Employers with 10 or more employees at a workplace are required to establish work rules and submit them to the Labor Standards Inspection Office. These work rules encompass various terms and conditions of employment and are considered an integral part of the employment contract. They cover aspects such as wages, working hours and breaks, holidays, termination of employment, disciplinary actions, and general matters applicable in the workplace. The working conditions specified in the work rules serve as a minimum standard that cannot be diminished by any employment agreement.

Before filing the work rules, they must be shared with a representative of the majority of employees or, if present, the labor union representing the majority of employees. While the employer is not obligated to accept employee comments (i.e., approval is not required), they must be considered in good faith. Refer to the information above regarding the submission of work rules to the Labor Standards Inspection Bureau.

Hiring Options in Japan

When it comes to hiring in Japan, there are various options available to employers. Here are the different categories and considerations:

Employee Categories:

  • Regular Employee: This is the most common category, and employees are hired for an indefinite term.
  • Fixed-term Contract Employee: Employees are hired for a specific period or project.
  • Dispatched Employee: Hiring workers through a dispatching agency is a popular option to alleviate some employment-related burdens. The dispatched workers are employees of the agency, not the hiring company. There are regulations on the positions that can be filled by dispatched employees, as well as limitations on control and duration of their employment. It's important to use reputable and licensed dispatching agencies to ensure compliance with regulations.

Employment Type:

  • Full-time: Employees work standard hours and receive benefits according to labor laws and company policies.
  • Part-time: Employees work fewer hours than full-time employees and may have different benefits and contractual terms.

Independent Contractors:

Engaging independent contractors is possible; however, caution must be exercised to avoid controlling or directing them. Treating independent contractors as employees can lead to legal implications.

It's worth noting that as of April 2013, if a fixed-term contract employee renews their contract for more than five years without a break in employment of six months or longer, they have the right to request to become an indefinite-term employee.

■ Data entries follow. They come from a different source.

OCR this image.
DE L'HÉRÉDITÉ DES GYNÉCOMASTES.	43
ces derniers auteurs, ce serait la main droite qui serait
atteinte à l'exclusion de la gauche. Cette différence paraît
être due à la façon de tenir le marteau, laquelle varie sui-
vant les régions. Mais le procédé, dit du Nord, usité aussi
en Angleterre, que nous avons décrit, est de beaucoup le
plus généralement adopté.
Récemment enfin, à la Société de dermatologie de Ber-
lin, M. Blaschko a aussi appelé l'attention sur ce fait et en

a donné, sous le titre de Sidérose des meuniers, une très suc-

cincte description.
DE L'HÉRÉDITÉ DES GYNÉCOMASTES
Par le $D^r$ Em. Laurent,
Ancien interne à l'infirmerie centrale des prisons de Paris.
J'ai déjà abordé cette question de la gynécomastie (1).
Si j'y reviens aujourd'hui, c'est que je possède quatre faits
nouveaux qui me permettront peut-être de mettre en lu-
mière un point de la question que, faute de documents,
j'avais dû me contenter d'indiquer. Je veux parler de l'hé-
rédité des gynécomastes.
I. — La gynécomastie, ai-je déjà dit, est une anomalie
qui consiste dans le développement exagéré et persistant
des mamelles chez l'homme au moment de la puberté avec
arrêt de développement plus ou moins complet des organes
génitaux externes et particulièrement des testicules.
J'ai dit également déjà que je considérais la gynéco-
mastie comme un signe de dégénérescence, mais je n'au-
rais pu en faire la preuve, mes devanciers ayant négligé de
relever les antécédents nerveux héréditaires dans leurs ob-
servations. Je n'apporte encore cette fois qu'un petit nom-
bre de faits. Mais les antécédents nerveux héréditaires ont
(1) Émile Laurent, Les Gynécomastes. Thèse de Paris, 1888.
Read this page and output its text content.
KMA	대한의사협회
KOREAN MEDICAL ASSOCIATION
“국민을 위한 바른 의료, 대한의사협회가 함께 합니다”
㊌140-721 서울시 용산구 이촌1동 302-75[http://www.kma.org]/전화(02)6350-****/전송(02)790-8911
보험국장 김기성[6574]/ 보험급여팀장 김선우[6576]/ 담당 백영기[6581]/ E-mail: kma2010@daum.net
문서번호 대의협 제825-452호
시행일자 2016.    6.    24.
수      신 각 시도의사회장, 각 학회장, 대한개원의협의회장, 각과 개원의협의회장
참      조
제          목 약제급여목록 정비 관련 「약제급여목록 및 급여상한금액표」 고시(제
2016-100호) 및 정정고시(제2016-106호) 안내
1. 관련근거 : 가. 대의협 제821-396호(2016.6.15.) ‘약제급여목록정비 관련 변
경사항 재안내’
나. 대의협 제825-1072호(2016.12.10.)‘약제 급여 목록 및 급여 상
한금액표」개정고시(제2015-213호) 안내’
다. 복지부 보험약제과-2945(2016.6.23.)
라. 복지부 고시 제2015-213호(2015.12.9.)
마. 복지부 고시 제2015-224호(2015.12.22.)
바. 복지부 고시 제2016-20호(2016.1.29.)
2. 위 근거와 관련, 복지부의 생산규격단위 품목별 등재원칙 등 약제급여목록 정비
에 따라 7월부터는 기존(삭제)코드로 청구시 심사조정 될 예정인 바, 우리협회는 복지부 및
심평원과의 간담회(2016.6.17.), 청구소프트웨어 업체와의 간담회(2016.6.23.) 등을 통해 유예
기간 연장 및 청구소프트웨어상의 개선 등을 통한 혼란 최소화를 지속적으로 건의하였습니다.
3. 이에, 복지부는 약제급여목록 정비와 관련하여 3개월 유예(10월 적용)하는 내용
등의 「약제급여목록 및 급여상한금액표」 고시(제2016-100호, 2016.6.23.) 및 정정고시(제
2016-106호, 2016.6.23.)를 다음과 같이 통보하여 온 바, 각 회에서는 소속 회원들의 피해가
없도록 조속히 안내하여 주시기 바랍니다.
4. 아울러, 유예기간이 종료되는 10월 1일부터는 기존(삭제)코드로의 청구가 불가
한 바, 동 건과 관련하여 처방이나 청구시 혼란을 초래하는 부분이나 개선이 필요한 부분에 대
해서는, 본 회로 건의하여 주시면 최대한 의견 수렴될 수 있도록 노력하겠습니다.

Regarding equal pay, since April 1, 2021, the Ministry of Health, Labor, and Welfare's Guidelines for Equal Pay for Equal Work applies to all companies in Japan. In principle, employers are prohibited from having wage or compensation disparities between dispatched workers and regular employees for the same or reasonably similar work, unless there are justifiable reasons. This regulation does not apply if a dispatching company concludes a labor-management agreement with its employees' representative, specifying how the dispatch workers' salary will be determined. However, the agreed salary decision method typically increases costs for the dispatching company, which may be reflected in their fees.

It's crucial for employers to navigate the hiring options while adhering to the labor laws and regulations in Japan.